EU ministers have given the final stamp of approval for Lithuania to join the eurozone next year. Amid fears of unjustified price hikes, the Baltic state will be the 19th nation to adopt the single currency.
Lithuania's adoption of the euro currency was finalized on Wednesday as European Union ministers gave the green light for the Baltic State to join the bloc on January 1, 2015.
The ministers' approval was the final hurdle in Lithuania's accession process into the eurozone.
Lithuania will be the last Baltic state to adopt the common currency after Estonia did so in 2011, with Latvia having followed suit this year.
"Lithuania stands ready to contribute to the area with its energy, ambition and strong sense of partnership and solidarity," Prime Minister Algirdas Butkevicius said in Brussels.
Experts and EU officials have interpreted Lithuania's desire to join the 18-member bloc as a signal of the currency's resilience. Some said the envisaged inclusion of Lithuania into the bloc proved wrong skeptics who had predicted the currency's implosion at the height of the eurozone debt crisis.
Weighing the options
The eurozone is still battling sluggish growth and only managed to pull out of its recession last year.

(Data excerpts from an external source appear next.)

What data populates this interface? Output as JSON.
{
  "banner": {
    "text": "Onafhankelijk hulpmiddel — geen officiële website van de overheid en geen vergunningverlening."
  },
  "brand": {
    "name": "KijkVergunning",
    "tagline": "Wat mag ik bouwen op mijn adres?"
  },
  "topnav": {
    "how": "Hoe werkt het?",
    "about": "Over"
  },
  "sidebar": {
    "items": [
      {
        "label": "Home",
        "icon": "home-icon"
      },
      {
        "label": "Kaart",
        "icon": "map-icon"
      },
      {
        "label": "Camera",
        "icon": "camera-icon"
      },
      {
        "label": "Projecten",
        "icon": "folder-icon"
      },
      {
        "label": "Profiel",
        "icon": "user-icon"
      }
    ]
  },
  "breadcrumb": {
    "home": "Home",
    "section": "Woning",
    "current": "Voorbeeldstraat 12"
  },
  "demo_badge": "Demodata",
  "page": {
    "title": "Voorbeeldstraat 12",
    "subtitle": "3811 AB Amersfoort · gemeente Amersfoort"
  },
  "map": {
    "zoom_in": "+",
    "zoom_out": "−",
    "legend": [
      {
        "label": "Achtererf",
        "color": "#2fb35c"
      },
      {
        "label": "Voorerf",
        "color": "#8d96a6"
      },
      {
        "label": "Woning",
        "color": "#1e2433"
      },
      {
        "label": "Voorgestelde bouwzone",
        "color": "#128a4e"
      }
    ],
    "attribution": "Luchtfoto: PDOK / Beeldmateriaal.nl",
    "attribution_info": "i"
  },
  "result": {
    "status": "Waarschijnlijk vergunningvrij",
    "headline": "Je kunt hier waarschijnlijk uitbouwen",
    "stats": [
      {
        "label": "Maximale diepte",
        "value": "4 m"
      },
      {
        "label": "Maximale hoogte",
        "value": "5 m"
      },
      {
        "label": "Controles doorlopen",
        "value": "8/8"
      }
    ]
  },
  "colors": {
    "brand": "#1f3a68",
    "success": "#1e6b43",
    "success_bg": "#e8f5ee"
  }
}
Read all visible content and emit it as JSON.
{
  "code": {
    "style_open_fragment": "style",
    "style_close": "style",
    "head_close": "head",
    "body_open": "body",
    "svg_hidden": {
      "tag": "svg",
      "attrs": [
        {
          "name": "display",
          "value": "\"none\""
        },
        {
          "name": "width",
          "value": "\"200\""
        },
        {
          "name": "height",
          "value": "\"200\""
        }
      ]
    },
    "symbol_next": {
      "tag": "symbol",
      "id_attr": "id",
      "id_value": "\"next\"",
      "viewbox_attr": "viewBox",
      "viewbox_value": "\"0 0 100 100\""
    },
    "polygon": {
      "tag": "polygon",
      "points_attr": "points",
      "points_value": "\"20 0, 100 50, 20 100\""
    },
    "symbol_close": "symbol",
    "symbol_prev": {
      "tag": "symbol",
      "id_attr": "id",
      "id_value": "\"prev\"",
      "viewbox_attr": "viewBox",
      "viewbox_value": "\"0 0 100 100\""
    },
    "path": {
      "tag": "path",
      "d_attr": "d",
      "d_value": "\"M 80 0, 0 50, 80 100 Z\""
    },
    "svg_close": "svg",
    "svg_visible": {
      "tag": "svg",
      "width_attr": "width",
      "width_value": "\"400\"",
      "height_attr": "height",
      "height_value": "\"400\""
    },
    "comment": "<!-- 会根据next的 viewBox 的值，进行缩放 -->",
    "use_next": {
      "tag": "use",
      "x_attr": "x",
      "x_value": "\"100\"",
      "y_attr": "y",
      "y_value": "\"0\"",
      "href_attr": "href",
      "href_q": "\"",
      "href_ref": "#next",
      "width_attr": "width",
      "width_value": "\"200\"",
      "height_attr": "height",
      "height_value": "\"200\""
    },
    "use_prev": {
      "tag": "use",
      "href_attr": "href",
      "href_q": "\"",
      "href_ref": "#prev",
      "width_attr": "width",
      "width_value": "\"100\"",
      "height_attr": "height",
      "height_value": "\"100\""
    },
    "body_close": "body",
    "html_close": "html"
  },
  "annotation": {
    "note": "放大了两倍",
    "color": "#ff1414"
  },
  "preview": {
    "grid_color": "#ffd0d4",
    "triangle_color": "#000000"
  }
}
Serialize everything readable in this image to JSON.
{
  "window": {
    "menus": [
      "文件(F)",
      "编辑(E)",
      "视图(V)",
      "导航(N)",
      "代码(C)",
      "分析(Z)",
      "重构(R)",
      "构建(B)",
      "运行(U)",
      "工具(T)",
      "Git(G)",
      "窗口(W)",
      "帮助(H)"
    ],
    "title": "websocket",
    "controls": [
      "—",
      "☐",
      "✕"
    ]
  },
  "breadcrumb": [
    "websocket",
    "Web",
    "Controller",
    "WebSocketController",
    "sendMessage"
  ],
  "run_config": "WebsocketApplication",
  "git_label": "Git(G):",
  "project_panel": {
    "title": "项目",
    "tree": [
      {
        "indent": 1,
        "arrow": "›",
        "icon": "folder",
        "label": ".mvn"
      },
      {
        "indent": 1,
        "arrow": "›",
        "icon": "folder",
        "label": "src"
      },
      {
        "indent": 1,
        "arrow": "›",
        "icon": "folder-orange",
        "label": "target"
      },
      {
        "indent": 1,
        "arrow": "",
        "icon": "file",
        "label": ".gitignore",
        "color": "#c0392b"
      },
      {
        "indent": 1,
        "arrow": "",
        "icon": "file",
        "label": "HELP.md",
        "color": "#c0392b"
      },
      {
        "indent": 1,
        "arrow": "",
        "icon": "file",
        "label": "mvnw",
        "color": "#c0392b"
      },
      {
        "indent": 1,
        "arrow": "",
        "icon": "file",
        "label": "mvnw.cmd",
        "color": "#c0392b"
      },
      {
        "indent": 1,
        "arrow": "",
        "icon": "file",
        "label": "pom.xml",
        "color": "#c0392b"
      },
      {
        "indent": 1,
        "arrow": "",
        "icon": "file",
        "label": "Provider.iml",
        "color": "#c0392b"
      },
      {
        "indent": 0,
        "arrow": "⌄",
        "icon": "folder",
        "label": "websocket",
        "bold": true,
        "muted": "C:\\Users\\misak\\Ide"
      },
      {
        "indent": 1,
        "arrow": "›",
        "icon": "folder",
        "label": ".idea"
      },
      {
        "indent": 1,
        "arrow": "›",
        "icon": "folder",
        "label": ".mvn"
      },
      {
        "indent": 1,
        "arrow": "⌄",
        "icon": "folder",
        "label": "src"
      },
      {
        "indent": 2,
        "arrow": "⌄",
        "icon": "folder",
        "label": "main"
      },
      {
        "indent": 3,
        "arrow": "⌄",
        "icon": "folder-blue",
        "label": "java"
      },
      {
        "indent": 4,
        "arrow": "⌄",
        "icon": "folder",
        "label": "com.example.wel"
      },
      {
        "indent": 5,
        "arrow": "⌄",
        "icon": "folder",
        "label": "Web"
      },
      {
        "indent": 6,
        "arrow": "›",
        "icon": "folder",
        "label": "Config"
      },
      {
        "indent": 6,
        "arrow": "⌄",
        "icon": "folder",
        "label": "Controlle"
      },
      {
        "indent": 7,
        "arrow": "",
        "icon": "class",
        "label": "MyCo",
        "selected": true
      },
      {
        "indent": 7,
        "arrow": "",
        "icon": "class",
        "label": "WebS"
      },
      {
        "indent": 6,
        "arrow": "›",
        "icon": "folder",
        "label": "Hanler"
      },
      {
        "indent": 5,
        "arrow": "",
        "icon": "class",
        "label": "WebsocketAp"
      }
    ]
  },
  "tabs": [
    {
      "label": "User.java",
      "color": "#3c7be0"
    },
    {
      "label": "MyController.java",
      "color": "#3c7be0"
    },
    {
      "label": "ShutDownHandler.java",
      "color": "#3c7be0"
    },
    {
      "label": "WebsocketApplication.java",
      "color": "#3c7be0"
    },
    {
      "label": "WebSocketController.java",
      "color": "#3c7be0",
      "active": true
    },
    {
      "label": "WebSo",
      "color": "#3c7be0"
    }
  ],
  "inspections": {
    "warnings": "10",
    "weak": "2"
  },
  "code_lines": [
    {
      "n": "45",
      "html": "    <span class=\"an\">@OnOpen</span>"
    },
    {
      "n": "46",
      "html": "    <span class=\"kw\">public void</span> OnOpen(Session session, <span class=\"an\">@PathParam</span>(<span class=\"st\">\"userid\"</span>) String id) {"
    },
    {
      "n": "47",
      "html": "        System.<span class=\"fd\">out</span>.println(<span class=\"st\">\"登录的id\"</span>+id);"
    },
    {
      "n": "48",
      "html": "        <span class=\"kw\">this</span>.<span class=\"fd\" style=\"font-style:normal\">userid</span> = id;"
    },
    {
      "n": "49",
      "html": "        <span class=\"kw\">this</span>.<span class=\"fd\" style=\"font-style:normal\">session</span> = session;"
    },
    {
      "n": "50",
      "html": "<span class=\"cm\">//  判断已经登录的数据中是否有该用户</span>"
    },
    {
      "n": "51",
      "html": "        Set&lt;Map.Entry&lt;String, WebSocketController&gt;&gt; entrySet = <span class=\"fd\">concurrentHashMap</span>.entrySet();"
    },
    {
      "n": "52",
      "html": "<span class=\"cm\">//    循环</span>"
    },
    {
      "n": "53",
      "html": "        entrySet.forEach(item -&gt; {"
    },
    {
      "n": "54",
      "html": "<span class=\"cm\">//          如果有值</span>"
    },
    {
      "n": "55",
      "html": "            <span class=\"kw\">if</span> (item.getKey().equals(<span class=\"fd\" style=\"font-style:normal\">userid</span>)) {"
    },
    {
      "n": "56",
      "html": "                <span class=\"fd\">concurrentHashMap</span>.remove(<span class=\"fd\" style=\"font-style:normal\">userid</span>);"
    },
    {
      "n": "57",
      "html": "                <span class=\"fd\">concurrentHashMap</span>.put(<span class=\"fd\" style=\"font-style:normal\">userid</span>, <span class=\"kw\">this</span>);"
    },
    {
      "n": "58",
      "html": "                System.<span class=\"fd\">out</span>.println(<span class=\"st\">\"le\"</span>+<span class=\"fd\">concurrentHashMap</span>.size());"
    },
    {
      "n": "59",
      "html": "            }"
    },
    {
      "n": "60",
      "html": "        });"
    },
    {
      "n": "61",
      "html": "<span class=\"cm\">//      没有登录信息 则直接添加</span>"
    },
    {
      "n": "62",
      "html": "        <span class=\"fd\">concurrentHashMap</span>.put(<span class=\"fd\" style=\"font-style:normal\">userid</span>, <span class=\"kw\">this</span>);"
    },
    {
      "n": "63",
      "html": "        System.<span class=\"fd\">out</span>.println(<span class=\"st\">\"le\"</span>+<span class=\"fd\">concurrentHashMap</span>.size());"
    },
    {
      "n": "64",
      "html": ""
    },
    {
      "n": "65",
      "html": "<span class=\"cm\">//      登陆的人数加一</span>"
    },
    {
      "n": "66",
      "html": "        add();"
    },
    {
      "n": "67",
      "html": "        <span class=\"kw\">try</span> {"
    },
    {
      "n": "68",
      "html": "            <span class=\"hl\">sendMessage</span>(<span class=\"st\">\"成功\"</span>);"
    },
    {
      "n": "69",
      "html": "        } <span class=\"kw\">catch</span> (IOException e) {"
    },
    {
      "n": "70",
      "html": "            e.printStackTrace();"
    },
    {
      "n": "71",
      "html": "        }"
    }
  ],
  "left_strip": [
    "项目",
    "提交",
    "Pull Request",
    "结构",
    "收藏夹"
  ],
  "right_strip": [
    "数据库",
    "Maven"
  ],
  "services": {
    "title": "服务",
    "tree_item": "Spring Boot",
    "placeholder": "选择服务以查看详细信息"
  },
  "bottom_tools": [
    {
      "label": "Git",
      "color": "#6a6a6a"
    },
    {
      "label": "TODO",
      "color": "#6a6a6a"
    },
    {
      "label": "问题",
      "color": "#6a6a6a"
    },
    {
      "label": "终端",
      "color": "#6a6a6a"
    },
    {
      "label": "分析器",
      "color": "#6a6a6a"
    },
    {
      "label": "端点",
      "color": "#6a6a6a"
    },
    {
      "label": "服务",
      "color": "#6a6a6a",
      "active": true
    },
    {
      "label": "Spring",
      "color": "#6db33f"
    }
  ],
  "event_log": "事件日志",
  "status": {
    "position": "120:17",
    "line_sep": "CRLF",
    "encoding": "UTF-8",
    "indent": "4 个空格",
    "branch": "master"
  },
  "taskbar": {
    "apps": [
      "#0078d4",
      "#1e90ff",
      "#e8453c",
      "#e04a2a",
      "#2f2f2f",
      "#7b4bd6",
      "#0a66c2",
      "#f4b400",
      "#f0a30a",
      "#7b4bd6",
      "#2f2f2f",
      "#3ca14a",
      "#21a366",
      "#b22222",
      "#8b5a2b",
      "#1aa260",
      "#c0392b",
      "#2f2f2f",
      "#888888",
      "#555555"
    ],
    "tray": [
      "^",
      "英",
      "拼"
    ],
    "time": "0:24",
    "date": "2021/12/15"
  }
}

Nevertheless, officials in Vilnius said the benefits of joining the area offset any potential risks.
An official exchange rate was set of 3.4528 Lithuanian litas for one euro. The European Commission recommended further measures to guard against any currency abuse during the changeover.
The EU executive warned precautions must be taken to prevent retailers from using the euro's introduction as a pretext for unjustified price hikes.